The town manager, who manages the town’s day-to-day affairs, is appointed by the Select Board, an elected committee of five Williamstown residents that oversees the executive functions of Town government.

The two finalists — Debra Jarvis, a diversity and inclusion consultant and former fire chief, and Richard Downey, the village administrator of Kronenwetter, Wis. — were interviewed by the board ahead of its Friday meeting. That same day, the board resolved to hire neither candidate and to begin the search over again for a new town manager.

Each finalist showed proficiency in different aspects of the town manager position, Select Board member Hugh Daley said on Friday, with one excelling in Town administration and the other at advancing values of diversity and inclusion within the Town. But neither candidate fulfilled all of the Select Board’s requirements for the job, Daley added.

“It’s imperative to me that we get someone that can both operate the Town and heal the Town,” he said. “Getting one that can operate it but not heal it, getting one that can heal it but not operate it, we [as the Select Board] are not doing our job.”

The Select Board’s most pressing concern is hiring an interim Town manager to succeed Blanchard, whose term expires in late November, Hogeland wrote in an email to the Record. This new interim town manager will hold their position until the permanent town manager is instated.

The Town will again retain the services of GovHR — the consulting firm the Town employed to conduct the original search for a town manager — to field new candidates for the permanent position, according to Hogeland. “Our consultant advises us that it would be more productive to start [the permanent town manager search] in January,” Hogeland wrote.

“Until then, we will be reflecting on how our experience in evaluating the two recent candidates may make us rethink some features of the town manager position.”

Hoch, who began his tenure as town manager in 2015, resigned in the wake of public uproar over an August 2020 lawsuit filed by Williamstown Police Department (WPD) Sergeant Scott McGowan against the Town. In the lawsuit, McGowan claimed that Hoch did not adequately investigate alleged instances of sexual assault and racial harassment within the WPD. Hoch also came under scrutiny from Town residents for his decision not to fire former WPD Chief Kyle Johnson after the August 2020 lawsuit implicated Johnson in claims of sexual assault and racial harassment.

Once the Town installs a permanent town manager, the search for a permanent WPD Chief will likely begin. Until then, interim Chief Michael Ziemba will continue to lead the department.
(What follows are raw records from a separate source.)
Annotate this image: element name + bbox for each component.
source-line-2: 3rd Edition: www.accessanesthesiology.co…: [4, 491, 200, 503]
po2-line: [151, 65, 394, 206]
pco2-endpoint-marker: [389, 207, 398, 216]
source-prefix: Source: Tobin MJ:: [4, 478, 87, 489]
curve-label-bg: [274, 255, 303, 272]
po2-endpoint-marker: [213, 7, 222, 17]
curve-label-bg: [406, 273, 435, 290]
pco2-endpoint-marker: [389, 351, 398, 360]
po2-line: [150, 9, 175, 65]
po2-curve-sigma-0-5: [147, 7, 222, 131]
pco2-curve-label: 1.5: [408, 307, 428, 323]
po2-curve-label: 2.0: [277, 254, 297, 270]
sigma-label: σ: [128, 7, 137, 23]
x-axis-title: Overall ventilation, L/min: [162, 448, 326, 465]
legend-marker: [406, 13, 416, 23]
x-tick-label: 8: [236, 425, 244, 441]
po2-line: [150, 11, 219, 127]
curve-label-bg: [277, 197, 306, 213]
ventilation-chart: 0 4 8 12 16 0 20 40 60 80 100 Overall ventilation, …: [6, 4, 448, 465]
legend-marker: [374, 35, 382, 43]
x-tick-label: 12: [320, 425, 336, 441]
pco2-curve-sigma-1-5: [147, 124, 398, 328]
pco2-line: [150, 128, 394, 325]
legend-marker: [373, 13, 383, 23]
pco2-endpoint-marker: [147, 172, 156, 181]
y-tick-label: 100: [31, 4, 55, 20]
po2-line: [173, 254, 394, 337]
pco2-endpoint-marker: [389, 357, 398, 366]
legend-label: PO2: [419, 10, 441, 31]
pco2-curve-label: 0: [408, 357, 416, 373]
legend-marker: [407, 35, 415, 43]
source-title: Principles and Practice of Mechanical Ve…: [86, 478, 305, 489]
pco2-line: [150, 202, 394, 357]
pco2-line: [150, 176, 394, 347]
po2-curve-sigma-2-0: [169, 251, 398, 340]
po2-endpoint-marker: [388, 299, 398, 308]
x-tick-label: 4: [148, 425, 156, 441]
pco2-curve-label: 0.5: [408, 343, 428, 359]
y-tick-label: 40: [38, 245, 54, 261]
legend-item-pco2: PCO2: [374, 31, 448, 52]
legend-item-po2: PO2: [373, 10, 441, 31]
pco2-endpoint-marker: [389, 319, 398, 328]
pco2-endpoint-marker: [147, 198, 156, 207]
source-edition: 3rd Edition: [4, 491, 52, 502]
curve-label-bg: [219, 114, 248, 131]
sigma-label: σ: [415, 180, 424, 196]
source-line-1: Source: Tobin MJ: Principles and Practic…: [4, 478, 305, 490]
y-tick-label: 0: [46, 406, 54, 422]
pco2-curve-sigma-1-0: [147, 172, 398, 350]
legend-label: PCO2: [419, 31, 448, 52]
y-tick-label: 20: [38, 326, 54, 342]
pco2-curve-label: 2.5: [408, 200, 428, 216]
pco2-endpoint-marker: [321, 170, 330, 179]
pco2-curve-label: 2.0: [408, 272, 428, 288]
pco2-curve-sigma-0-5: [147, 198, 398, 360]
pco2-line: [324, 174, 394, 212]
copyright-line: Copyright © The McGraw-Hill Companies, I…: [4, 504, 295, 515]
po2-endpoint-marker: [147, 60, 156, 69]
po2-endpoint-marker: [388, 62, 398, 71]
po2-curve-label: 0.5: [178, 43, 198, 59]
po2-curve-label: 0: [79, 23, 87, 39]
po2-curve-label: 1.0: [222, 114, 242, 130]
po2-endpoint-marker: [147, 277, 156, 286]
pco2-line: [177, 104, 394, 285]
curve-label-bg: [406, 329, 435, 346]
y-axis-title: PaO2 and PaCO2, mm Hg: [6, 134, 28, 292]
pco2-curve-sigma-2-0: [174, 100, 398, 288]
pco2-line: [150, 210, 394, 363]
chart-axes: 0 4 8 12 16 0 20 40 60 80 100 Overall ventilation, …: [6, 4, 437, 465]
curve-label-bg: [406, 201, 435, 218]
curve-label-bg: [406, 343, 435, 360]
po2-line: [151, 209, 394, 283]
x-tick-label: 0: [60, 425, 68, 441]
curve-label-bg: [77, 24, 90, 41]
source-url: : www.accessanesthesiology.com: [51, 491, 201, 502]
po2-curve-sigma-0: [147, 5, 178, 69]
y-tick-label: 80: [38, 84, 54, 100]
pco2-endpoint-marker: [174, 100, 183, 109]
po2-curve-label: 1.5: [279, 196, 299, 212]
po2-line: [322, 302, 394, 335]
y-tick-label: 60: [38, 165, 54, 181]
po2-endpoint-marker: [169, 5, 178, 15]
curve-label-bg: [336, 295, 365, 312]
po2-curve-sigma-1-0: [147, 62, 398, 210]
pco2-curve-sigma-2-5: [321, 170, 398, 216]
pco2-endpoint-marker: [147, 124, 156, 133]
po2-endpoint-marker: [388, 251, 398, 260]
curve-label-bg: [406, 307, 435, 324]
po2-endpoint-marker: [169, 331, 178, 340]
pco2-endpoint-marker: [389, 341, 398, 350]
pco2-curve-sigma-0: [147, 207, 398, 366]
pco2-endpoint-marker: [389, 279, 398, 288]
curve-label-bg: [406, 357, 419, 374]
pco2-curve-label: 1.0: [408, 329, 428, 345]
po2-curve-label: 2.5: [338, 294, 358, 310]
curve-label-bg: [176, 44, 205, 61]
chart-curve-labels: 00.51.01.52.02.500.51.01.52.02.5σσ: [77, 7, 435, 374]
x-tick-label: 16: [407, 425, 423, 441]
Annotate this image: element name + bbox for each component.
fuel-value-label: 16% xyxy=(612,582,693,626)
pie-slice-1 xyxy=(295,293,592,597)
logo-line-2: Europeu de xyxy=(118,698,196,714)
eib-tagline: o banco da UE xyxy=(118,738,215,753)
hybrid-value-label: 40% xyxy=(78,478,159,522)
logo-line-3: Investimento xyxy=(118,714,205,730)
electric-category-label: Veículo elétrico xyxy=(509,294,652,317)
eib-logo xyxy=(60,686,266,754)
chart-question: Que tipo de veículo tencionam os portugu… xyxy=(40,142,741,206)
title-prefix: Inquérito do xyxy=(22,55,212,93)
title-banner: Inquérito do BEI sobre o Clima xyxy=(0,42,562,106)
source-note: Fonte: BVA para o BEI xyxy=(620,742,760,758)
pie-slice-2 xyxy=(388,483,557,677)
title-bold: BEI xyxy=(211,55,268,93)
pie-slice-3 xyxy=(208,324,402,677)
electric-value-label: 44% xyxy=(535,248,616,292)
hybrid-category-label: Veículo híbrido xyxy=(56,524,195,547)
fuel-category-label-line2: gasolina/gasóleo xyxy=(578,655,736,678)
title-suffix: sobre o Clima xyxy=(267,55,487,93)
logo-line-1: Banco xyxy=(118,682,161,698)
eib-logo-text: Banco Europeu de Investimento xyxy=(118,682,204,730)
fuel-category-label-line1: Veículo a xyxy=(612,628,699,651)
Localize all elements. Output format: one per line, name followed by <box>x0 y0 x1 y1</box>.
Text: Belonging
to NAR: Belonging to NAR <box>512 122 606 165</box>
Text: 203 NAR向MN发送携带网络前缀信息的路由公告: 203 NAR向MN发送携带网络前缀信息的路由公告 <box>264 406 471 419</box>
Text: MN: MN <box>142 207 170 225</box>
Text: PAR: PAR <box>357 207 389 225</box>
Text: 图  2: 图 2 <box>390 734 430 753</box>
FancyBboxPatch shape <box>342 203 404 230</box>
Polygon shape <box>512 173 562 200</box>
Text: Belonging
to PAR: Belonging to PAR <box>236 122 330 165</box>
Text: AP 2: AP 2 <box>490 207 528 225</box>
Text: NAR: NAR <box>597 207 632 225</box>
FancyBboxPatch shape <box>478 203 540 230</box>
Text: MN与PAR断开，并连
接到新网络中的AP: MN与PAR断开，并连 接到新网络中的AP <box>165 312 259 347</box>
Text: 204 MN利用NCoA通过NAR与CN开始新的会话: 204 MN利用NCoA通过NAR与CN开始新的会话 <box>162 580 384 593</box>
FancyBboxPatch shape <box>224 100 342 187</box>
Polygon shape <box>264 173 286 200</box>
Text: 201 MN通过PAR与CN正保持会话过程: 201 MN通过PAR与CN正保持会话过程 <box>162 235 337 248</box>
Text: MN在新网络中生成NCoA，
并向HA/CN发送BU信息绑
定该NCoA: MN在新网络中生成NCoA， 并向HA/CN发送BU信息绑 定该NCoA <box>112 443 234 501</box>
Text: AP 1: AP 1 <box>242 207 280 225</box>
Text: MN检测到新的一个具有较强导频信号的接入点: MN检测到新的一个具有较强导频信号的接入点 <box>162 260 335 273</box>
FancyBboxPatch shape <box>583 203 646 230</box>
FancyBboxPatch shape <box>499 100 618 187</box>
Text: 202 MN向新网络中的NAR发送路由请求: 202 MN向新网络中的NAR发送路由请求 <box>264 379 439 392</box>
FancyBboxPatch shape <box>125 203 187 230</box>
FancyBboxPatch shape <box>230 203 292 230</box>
To Select Board member Jane Patton, renewing the search for a permanent town manager will allow the town to reconsider what the position should look like in the future. “I think this is going to present us an opportunity, if we have the courage and the resolution and… tenacity, to really take a hard, hard, hard look at what it is that we’re after,” she said. “There’s too much… ‘finance, finance, finance,’ ‘diversity, diversity, diversity,’ and the reality is we’ve got to solve for both.”